EMANUELE TIRELLI | Non è cosa da tutti allestire mostre personali di respiro internazionale grazie al sostegno di André Breton. Non lo è nemmeno accogliere Lev Trotsky in fuga dalla Russia di Stalin e diventare poi sua amante. Non lo è anticipare il femminismo e fare di se stessi un’icona. Le opere di Frida Kahlo e, di conseguenza, tutta la sua vita, sono in mostra a Roma nelle sale delle Scuderie del Quirinale dallo scorso 20 marzo e ci resteranno fino al prossimo 31 agosto. Un allestimento che non è affatto ingiusto definire “necessario” per calarsi in un’atmosfera altra e senza tempo. 160 opere in totale tra dipinti, disegni e fotografie, dalle prime esperienze giovanili ai suoi quadri più emozionanti e comunicativi che, spesso e volentieri, sono proprio gli autoritratti che ne hanno fatta un’icona. Una vita complessa quella di Frida, vissuta tra il 1907 e il 1954, vittima di un incidente stradale devastante a soli 18 anni al quale forse il mondo deve il suo percorso artistico sul quale si concentrò abbandonando l’idea degli studi di medicina. Un incidente al quale lei stessa dovrà, insieme alla spina bifida diagnosticata invece come poliomelite, un’esistenza sempre profondamente debilitata. Messicana di corpo e di pancia, espressione chiara ed evidente della sua terra, parte del movimento comunista, sposa, due volte, del famoso pittore murale Diego Rivera e amante di molti uomini e altrettante donne. Artista ispirata, modernista, simbolista, surrealista per attribuzione, originale, naif, vicina ai colori della sua terra, dotata di una sottile ma pulsante vena umoristica, profondamente concentrata sul proprio corpo che era stata costretta ad osservare tanto a lungo durante il suo primo infinito ricovero. Con le sue opere ha descritto se stessa e i profondi cambiamenti politico-sociali del Novecento. Sul suo diario c’è scritto: “Sono nata con una rivoluzione. Diciamolo. È in quel fuoco che sono nata, portata dall’impeto della rivolta fino al momento di vedere giorno. Il giorno era cocente. Mi ha infiammato per il resto della mia vita”.

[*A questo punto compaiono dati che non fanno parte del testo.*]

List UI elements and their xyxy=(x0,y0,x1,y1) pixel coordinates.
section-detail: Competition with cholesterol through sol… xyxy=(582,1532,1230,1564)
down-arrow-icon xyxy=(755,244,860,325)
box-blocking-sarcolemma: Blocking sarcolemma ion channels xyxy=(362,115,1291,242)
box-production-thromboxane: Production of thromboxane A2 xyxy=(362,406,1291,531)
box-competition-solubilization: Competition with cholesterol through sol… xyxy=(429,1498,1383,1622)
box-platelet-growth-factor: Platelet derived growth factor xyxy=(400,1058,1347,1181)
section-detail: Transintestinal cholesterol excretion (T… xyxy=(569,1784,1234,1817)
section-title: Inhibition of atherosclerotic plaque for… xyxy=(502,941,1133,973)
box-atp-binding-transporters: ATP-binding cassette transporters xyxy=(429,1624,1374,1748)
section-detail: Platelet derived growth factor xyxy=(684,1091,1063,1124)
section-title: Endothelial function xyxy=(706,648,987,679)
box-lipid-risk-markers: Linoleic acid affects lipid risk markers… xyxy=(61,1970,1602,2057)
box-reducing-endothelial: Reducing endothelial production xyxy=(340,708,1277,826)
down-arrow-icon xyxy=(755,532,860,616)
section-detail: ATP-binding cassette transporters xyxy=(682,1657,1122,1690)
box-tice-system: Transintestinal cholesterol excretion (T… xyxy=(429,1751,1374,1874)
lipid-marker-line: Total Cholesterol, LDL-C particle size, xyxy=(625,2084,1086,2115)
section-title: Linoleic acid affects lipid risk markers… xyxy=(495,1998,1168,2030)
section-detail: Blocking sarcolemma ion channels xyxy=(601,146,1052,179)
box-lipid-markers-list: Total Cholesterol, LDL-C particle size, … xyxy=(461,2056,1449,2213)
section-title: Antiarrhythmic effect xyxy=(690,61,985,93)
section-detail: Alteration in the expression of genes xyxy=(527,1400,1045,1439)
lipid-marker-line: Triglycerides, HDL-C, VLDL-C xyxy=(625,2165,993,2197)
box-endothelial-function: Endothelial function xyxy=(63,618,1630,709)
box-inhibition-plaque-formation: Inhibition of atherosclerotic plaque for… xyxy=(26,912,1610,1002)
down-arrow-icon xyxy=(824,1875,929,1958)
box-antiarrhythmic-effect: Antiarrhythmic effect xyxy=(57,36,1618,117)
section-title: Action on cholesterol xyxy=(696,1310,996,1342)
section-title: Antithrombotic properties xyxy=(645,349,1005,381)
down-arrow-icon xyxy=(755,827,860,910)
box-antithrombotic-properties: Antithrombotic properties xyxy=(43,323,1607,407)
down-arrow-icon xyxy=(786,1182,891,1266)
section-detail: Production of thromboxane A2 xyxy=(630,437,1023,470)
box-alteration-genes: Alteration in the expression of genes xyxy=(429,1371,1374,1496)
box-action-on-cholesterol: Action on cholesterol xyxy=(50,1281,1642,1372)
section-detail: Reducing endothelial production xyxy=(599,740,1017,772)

Forse il pregio maggiore di questa mostra alle Scuderie è proprio quello di riuscire ad accompagnare anche il visitatore più a digiuno nella vita di Frida Kahlo che coincide necessariamente con la sua produzione artistica. Manca “La colonna spezzata” che può essere definita una delle sue opere più suggestive, ma ce ne sono molte altre altrettanto fondamentali come “Autoritratto con collana di spine e colibrì”, “Autoritratto con abito di velluto”, “L’amore abbraccia l’Universo, la Terra (Messico), Me, Diego e il Signor Xólotl” e altri 40 lavori che riescono a colmare con grande pregio l’assenza di una personale di Frida nel nostro Paese. Grazie anche a due contributi audiovisivi, chi ha visto il film diretto da Julie Taymor e interpretato da Salma Hayek e Alfred Molina (Diego Rivera) ritroverà volti e fisicità, qui più spigolose e naturalmente meno cinematografiche, che forse insieme ai lavori esposti sostituiranno nella mente le immagini della pellicola o magari spingeranno qualcuno a vederla. Di sicuro accompagneranno tutti nel mito, suggerendo ai meno informati di saperne ancora e ancora di una donna che ha fatto di se stessa, e con la ragione di esserlo, una vera opera d’arte.
Dopo l’appuntamento alle Scuderie, dal 20 settembre al 15 febbraio sarà possibile trovare un nuovo allestimento al Palazzo Ducale di Genova con un nucleo di opere comuni, ma diverso per sostanza e struttura.